The divisions within the Republican Party since 2010 are not always obvious from the shorthand we commonly use: Tea Party versus establishment, conservatives versus moderates, outsiders versus insiders. Brat's stump speech, inspired by the country's top corporate-lobbying group, was notable for the clarity with which it defined these often opaque categories. Eric Cantor "is running on the Chamber of Commerce growth plan," Brat told a small gathering at the Life Church in Hanover, Virginia, last April. "The Chamber of Commerce, the Business Roundtable. If you're in big business, he's good for you. But if you're in any other group, it's not good for you."
What Wall Street was asking from Washington was, "Just keep it stable for us so we can make profits." Brat went on: "I'm an economist. I'm pro-business. I'm pro-big business making profits. But what I'm absolutely against is big business in bed with big government. And that's the problem."
It's certainly possible to take the Warren analogy too far; Brat doesn't have the same devoted following as Warren or her Ivy League academic prestige, and he lacks a parallel position within the conservative firmament. But it's not a bad comparison, as far as it goes. And it touches on some of the ways that liberal populism and conservative or libertarian-tinged populism often overlap—the distrust of elites, frustration with those in power, and anger over the ways that big government and big business, so often assumed to be titanic opponents, work in tandem against the interests of the masses.

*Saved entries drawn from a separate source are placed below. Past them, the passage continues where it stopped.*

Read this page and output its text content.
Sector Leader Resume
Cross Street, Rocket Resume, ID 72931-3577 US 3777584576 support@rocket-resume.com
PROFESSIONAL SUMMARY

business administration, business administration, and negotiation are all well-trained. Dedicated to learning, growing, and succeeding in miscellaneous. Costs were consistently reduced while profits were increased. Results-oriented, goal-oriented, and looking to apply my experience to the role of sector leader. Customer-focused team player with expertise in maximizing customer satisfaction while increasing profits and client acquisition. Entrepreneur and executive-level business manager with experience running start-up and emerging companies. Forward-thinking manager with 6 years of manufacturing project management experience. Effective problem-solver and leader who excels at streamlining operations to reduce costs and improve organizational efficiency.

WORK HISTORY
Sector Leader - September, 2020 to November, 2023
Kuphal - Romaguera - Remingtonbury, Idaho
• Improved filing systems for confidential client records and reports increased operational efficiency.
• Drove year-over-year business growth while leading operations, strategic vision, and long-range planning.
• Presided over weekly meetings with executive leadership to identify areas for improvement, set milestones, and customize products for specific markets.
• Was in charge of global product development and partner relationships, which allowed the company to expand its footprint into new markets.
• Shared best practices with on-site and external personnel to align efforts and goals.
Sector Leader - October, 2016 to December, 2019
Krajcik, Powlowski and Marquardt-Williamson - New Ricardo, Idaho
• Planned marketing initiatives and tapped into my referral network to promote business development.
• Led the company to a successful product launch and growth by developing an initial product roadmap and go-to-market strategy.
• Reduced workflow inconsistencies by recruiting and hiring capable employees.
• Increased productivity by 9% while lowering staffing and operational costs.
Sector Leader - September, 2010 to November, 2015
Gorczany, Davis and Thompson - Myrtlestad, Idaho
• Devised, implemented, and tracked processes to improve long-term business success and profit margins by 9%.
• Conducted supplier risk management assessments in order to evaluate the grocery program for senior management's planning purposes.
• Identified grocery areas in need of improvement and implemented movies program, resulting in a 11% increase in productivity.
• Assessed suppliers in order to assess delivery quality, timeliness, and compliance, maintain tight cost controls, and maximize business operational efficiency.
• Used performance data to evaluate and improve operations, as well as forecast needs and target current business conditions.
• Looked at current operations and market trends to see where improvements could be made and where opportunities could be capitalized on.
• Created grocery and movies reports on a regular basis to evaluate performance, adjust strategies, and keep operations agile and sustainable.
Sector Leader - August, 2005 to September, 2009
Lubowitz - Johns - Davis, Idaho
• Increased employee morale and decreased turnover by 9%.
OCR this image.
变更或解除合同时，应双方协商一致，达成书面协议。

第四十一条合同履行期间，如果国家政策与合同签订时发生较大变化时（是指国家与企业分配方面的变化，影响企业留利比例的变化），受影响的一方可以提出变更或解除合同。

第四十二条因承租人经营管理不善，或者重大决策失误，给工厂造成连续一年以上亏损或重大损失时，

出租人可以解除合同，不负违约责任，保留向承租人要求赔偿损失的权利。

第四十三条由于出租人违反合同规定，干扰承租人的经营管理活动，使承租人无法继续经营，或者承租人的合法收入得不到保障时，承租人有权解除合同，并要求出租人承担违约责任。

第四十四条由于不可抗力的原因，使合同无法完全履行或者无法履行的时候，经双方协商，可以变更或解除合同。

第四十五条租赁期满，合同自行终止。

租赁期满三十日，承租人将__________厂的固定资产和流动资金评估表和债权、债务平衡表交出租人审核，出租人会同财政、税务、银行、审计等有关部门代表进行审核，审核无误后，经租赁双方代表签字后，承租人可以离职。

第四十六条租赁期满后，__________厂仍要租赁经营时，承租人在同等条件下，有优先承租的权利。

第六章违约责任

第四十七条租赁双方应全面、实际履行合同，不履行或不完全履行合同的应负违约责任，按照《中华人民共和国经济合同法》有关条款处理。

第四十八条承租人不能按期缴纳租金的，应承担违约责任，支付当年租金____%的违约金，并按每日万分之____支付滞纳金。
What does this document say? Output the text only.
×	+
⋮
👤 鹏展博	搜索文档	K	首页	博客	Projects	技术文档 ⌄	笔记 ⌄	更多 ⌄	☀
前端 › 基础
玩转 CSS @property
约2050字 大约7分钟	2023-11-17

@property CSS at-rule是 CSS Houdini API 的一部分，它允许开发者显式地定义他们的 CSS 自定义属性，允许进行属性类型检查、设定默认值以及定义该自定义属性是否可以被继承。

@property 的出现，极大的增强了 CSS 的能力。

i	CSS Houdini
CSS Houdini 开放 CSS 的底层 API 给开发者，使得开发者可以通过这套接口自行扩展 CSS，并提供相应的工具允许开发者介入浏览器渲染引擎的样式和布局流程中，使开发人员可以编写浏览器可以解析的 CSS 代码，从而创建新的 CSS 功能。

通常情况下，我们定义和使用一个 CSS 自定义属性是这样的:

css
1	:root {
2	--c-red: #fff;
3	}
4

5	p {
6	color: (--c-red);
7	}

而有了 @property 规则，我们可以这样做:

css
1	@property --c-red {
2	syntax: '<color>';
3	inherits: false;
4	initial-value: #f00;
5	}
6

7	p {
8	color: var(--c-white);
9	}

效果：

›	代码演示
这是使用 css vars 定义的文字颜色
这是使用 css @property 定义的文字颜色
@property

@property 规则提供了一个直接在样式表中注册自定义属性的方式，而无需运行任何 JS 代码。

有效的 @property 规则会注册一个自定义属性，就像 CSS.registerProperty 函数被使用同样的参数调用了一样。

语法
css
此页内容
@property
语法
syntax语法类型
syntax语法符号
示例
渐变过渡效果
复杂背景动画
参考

It also suggests the political power of this populist critique, even on the right. In recent years, liberals have successfully channeled anger against the joining of businesses interests and political power, but Republican politicians have not been nearly as effective in their attempts to do so, despite the current of anti-elite sentiment that runs through the Tea Party. There are many reasons why the GOP hasn't been as successful (its reliance on corporate donors, its professional connections with corporate lobbying groups, the fact that many of its candidates are themselves part of the business class), but one reason why is that criticism of business, big or small, is simply not part of the identity the GOP has built for itself over the last several decades. That's not the language it speaks; the GOP is the party that represents business, not the party that criticizes corporate power.
Dave Brat, on the other hand, knew how to speak that language, and it turned out to be particularly effective against an eager, ambitious establishmentarian widely viewed as out of touch with the local interests of his constituents.
In the coming months, I suspect we'll see more Republican politicians follow his lead and attempt to mount a similar critique of intertwined corporate and business power. That would be a positive development, in my view, for a party that has too often been narrowly beholden to large corporate interests at the expense of larger governing priorities.
But simply mimicking Brat's rhetoric won't be enough. Brat's win showed the power of this approach as a critique, especially against a high-status business-friendly politician like Cantor, but what free-market populists and the ninety-nine-percenters of the right need is more than a critique; they also need an agenda. Brat so far seems to be surprisingly weak on even basic policy details: Asked about his position on the minimum wage yesterday, he declined to answer directly, begging off by citing lack of sleep. That's not the sort of sign that suggests firm legislative commitments, much less a clear and motivating agenda.
Elizabeth Warren's influence and popularity have as much to do with what she's for—both in the big picture and in terms of specific policy goals—as what she's against. What Brat did well was critique his own party, and channel frustration with its current leadership. But for Brat or any other Republican to become the Warren of the right, they'll need to offer more than a critique; they'll need to suggest a forward direction as well.